Yesterday was my 4th blogiversary. I’ve written 403 essays about my kids, my thyroid, my fear of death and impatience in public bathrooms, and my penchant for shopping (among other noteworthy topics). I didn’t post anything yesterday because (1) I was scheduled to publish a piece for the Sensory Spectrum July Blog Hop (if you missed it, you can read it here) and (2) I was on an airplane for most of the day with two kids and a puppy. I didn’t publish anything about the flight or our visit with my folks either because I very purposely wanted to take the trip without feeling a need or an obligation to write about it.
I watched Ed Sheeran perform on the “Today” show last Friday, and I was struck by how many people in the crowd had their phones in front of their faces to record the concert. Instead of having a real connection with the performance, they watched it through a tiny screen. Sometimes that’s what blogging feels like. Instead of feeling what’s happening in my life, I experience whatever It is – through a lens, and as soon as It becomes a possible blog post, status update, or tweet, I feel like I’m floating away from It rather than being a part of It.
The upside to blogging is huge. Writing – like yoga, running, or watching “Orange Is The New Black” – has become a daily practice that keeps me grounded. On many occasions, it’s kept me from losing my mind, like when I had to have my first (and second) colonoscopy or when Dylan was diagnosed with sensory processing disorder or when Harry got sick and died. During those times (and countless others), writing has saved me. Writing isn’t so much what I do as it’s who I am.
With the blog, I’ve had the opportunity to use this living, breathing record of my life to connect with others. Sometimes I wonder how I ever had the audacity to click “publish” in the first place! The blog was my (crazy) idea, and, in turn, it’s inspired me to go places, tackle issues, and open myself up in ways I never could’ve imagined. Audacious or insane, I’m grateful for the 403 essays so far that have captured the story of my life.

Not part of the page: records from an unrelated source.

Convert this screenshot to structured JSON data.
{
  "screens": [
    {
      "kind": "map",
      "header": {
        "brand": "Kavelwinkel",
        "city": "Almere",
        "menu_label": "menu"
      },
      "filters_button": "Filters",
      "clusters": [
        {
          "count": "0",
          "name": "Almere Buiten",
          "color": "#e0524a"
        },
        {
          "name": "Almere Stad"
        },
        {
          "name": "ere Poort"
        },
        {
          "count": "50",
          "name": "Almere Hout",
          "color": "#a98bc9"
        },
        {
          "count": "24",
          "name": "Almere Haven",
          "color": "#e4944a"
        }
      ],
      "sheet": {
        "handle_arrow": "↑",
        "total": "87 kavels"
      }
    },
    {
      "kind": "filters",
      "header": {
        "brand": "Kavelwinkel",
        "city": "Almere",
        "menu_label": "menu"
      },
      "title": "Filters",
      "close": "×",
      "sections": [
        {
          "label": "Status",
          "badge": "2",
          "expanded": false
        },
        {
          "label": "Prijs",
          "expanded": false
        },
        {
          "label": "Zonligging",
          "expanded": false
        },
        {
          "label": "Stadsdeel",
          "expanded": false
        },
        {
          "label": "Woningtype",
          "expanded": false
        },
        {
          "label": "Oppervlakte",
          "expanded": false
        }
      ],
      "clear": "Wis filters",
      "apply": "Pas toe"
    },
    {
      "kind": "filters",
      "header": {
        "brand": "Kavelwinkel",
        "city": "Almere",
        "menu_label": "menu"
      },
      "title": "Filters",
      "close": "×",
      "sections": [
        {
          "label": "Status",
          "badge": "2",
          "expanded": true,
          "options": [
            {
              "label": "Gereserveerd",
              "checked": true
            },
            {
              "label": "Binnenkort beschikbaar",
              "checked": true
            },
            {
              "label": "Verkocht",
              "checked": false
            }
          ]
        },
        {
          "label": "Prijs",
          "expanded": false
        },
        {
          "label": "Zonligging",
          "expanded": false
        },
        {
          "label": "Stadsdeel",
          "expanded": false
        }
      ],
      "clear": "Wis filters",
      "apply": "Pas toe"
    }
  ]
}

But there’s a downside, too. Maintaining a blog means there’s pressure to produce, anxiety about readership, angst over deadlines, status updates, and tweets, and good old-fashioned fear of failure. If I weren’t consumed with what to write about next or how to get published on “HuffPost Parents,” I’d probably be caught up on my family photo albums (maybe). I’d also have more patience, spend less time staring at a screen, and (gulp) be more present with my kids and husband. The Runaway Mama allows me to work toward a writing career and be there for my kids, but funny enough, it prevents me from being “there” a lot of the time.
As I enter year five of The Runaway Mama, I hope to find a better balance between the joy of writing, the urge to blog, and the desire to live my life without a lens. After all, it’s in the act of living that stories are made. Speaking of which, while we were away, an old lady with very long and pointy fingers yelled at Riley on the airplane for no reason and I wanted to kill her with my bare hands, Dylan lost a tooth, Gertie fell down a flight of stairs (she’s okay), I got pink-eye (of course), we watched Nathan’s Famous Hot Dog Eating Contest live on television, I walked through the most gorgeous Whole Foods ever, Riley fell in love with my mom’s homemade ice cream pie (with good reason), Mike didn’t work (mostly), I read a book (an actual book!), and I didn’t blog about any of it…yet.
As always, thanks for reading and sharing.